Moreover, nearly three-quarters of Chinese loan contracts that use special accounts require the borrower to deposit all revenues from the associated project, a particularly draconian requirement. Although details of the Entebbe airport contract have not been made public, two other China Eximbank loan agreements for infrastructure projects signed with the Ugandan government just months before the airport deal contained escrow account provisions.
In both cases, all project revenue was to be funnelled into a debt repayment reserve account, in effect giving Chinese lenders first dibs on revenue if a borrower becomes distressed. Such debt service reserve accounts, known as DSRAs, are not unusual, bankers and legal experts say. “We do DSRAs all the time,” says a senior official at a European development finance agency.
However, while such arrangements are common in limited-recourse project finance, where the lender has only a partial claim on the underlying asset, they are very rare in agreements such as a state-owned international airport, where the borrower is backed by a sovereign state.

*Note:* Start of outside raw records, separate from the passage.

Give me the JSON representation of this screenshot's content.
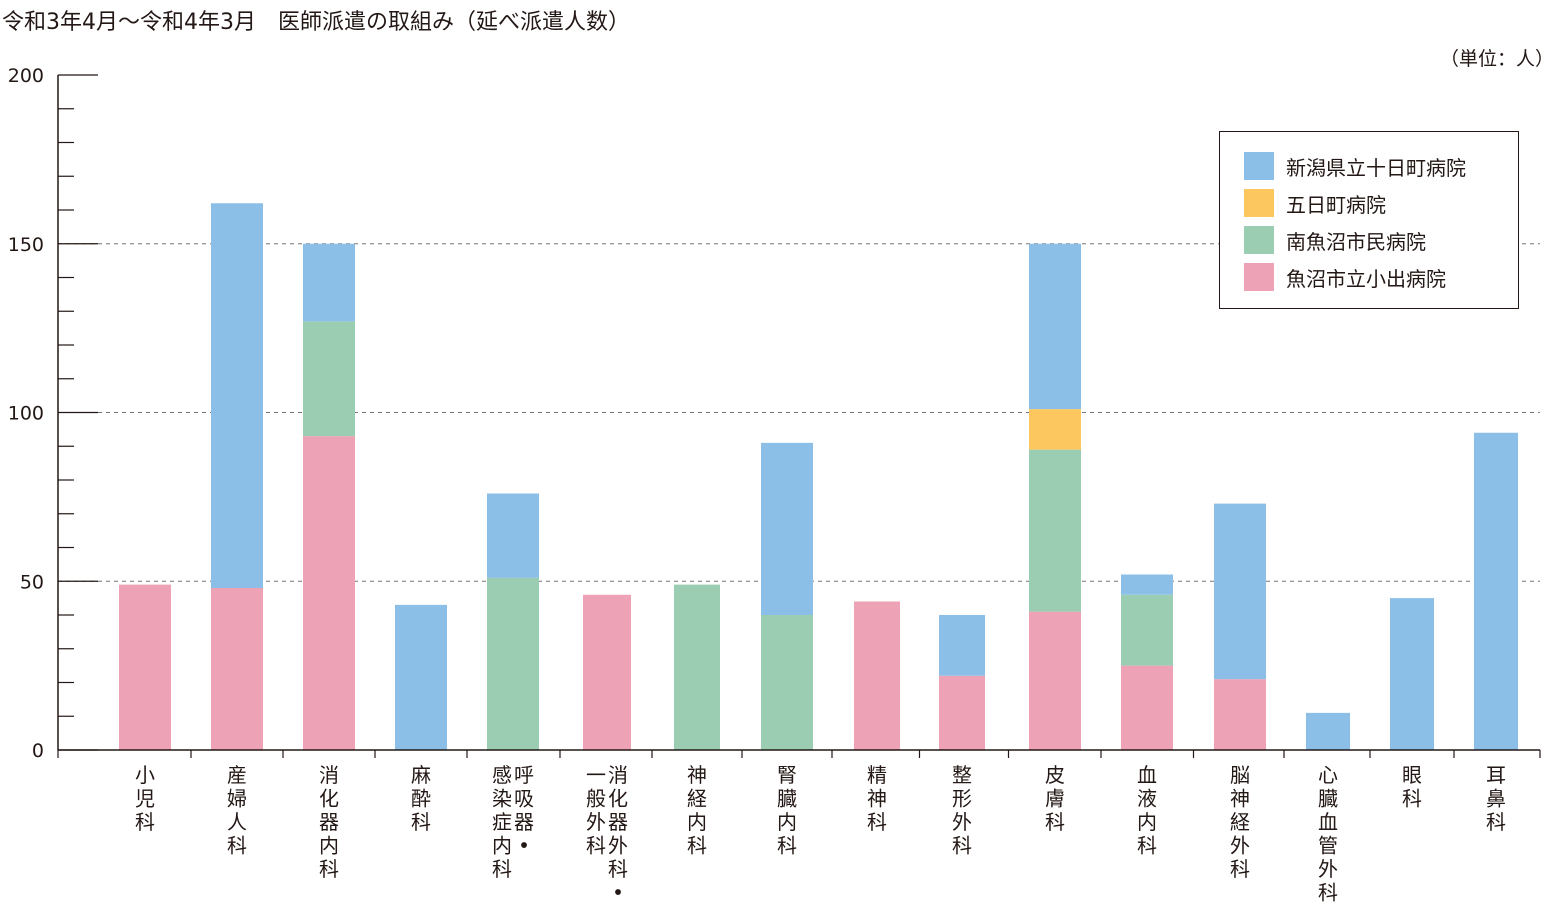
{
  "title": "令和3年4月～令和4年3月　医師派遣の取組み（延べ派遣人数）",
  "unit_label": "（単位：人）",
  "chart_data": {
    "type": "bar",
    "stacked": true,
    "title": "令和3年4月～令和4年3月　医師派遣の取組み（延べ派遣人数）",
    "ylim": [
      0,
      200
    ],
    "yticks": [
      "0",
      "50",
      "100",
      "150",
      "200"
    ],
    "gridlines_at": [
      50,
      100,
      150
    ],
    "legend_position": "top-right",
    "categories": [
      "小児科",
      "産婦人科",
      "消化器内科",
      "麻酔科",
      "呼吸器・感染症内科",
      "消化器外科・一般外科",
      "神経内科",
      "腎臓内科",
      "精神科",
      "整形外科",
      "皮膚科",
      "血液内科",
      "脳神経外科",
      "心臓血管外科",
      "眼科",
      "耳鼻科"
    ],
    "category_columns": [
      [
        "小児科"
      ],
      [
        "産婦人科"
      ],
      [
        "消化器内科"
      ],
      [
        "麻酔科"
      ],
      [
        "呼吸器・",
        "感染症内科"
      ],
      [
        "消化器外科・",
        "一般外科"
      ],
      [
        "神経内科"
      ],
      [
        "腎臓内科"
      ],
      [
        "精神科"
      ],
      [
        "整形外科"
      ],
      [
        "皮膚科"
      ],
      [
        "血液内科"
      ],
      [
        "脳神経外科"
      ],
      [
        "心臓血管外科"
      ],
      [
        "眼科"
      ],
      [
        "耳鼻科"
      ]
    ],
    "series": [
      {
        "name": "魚沼市立小出病院",
        "color": "#eda3b5",
        "values": [
          49,
          48,
          93,
          0,
          0,
          46,
          0,
          0,
          44,
          22,
          41,
          25,
          21,
          0,
          0,
          0
        ]
      },
      {
        "name": "南魚沼市民病院",
        "color": "#9acdb2",
        "values": [
          0,
          0,
          34,
          0,
          51,
          0,
          49,
          40,
          0,
          0,
          48,
          21,
          0,
          0,
          0,
          0
        ]
      },
      {
        "name": "五日町病院",
        "color": "#fdc75f",
        "values": [
          0,
          0,
          0,
          0,
          0,
          0,
          0,
          0,
          0,
          0,
          12,
          0,
          0,
          0,
          0,
          0
        ]
      },
      {
        "name": "新潟県立十日町病院",
        "color": "#8bbfe8",
        "values": [
          0,
          114,
          23,
          43,
          25,
          0,
          0,
          51,
          0,
          18,
          49,
          6,
          52,
          11,
          45,
          94
        ]
      }
    ],
    "legend_order": [
      "新潟県立十日町病院",
      "五日町病院",
      "南魚沼市民病院",
      "魚沼市立小出病院"
    ]
  }
}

‘The Chinese go straight to the president’ As well as escrow accounts, Chinese lenders often include clauses that explicitly exclude the debt owed to them from being included in restructuring arrangements by officials in the Paris Club of bilateral creditors. Not everyone agrees that escrow accounts and greater monitoring are a bad thing.

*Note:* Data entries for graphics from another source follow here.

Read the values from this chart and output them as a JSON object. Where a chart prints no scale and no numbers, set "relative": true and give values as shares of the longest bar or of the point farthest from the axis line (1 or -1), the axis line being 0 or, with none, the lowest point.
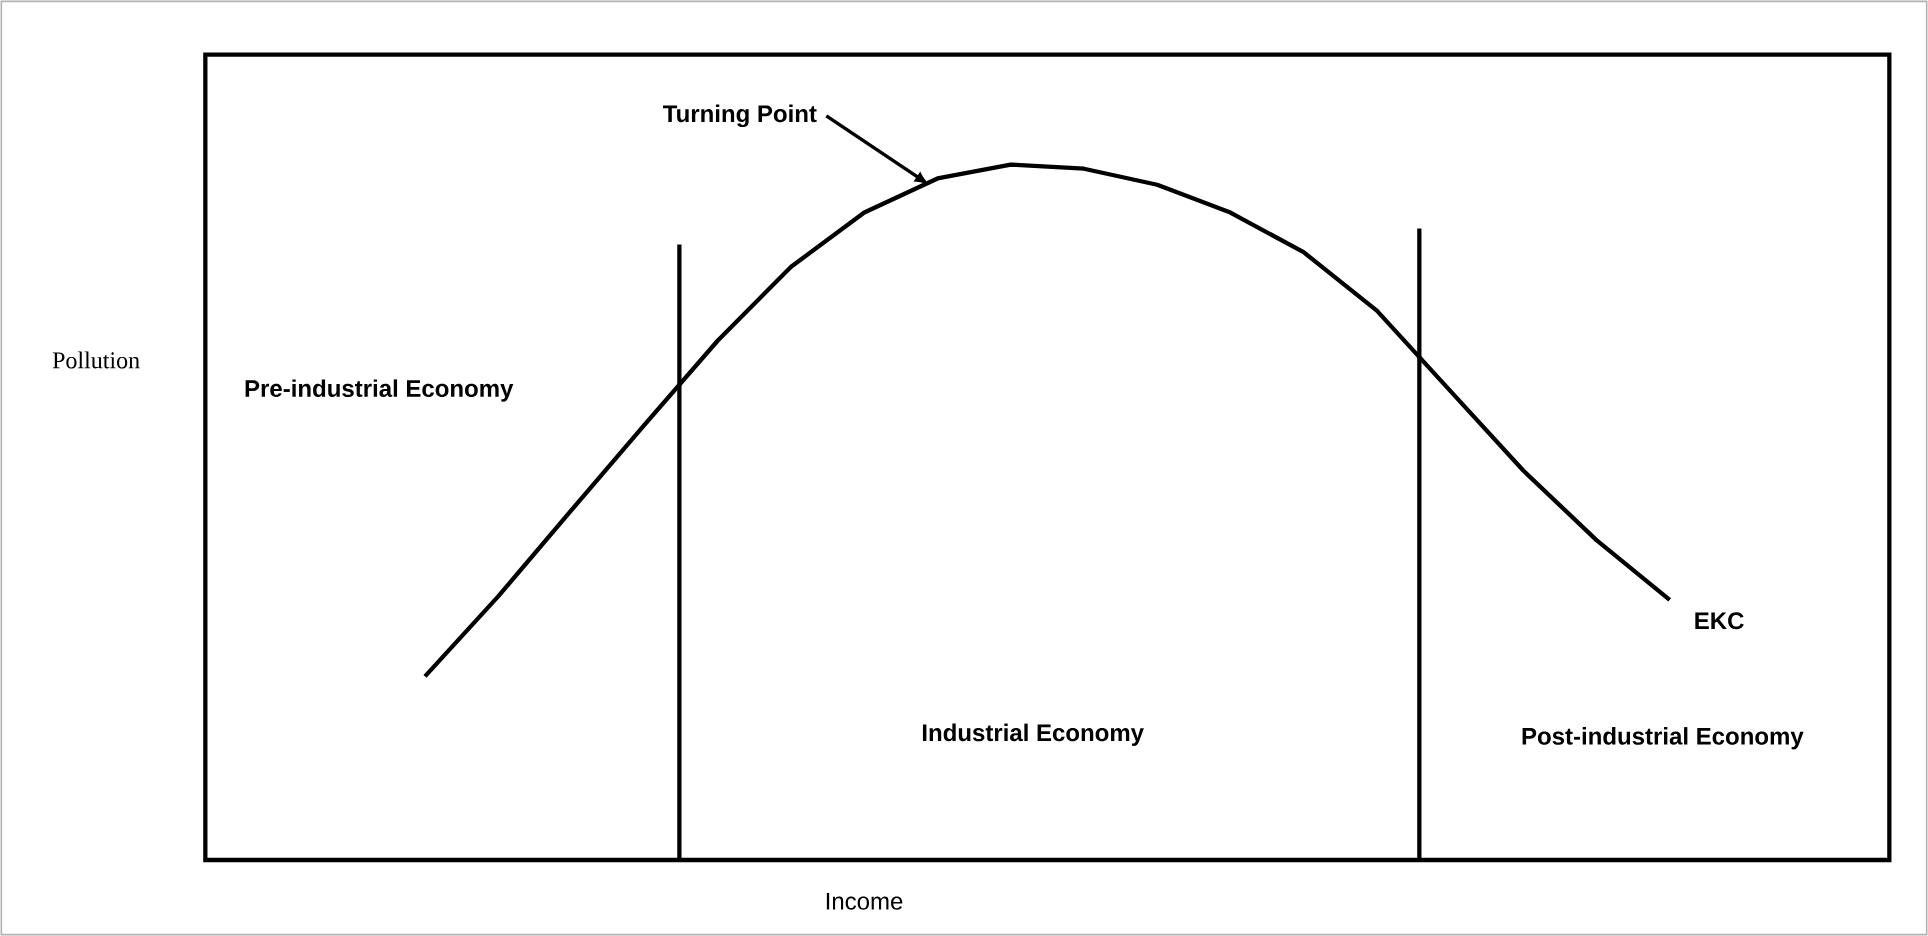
{
  "chart_data": {
    "type": "line",
    "relative": true,
    "xlabel": "Income",
    "ylabel": "Pollution",
    "categories": [
      null,
      null,
      null,
      null,
      null,
      null,
      null,
      null,
      null,
      null,
      null,
      null,
      null,
      null,
      null,
      null,
      null,
      null,
      null,
      null,
      null,
      null,
      null,
      null
    ],
    "series": [
      {
        "name": "EKC",
        "color": "#000000",
        "values": [
          null,
          null,
          null,
          0.264,
          0.379,
          0.503,
          0.626,
          0.747,
          0.853,
          0.931,
          0.98,
          1.0,
          0.994,
          0.971,
          0.931,
          0.874,
          0.79,
          0.675,
          0.56,
          0.46,
          0.374,
          null,
          null,
          null
        ]
      }
    ],
    "annotations": [
      "Turning Point",
      "Pre-industrial Economy",
      "Industrial Economy",
      "Post-industrial Economy"
    ]
  }
}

Chinese banks used to be criticised for lending too easily to governments, allowing them to divert a portion of loans to election campaign coffers or to personal accounts. Viewed through this lens, management scrutiny and the use of escrow accounts in the Entebbe airport contract could be regarded as positive.
“Some African governments feel it is quite useful,” says Hannah Ryder, chief executive of Development Reimagined, an Africa-focused consultancy with its headquarters in China. “It creates some accountability.” However, lawyers familiar with China Eximbank and China Development Bank say such oversight can be taken too far.
“When the amounts to be held in these [escrow] accounts are on the high side, the borrower is right to be complaining,” says one lawyer who has advised China Eximbank on loan documentation. “The same applies when the contract gives the bank wide-ranging powers.”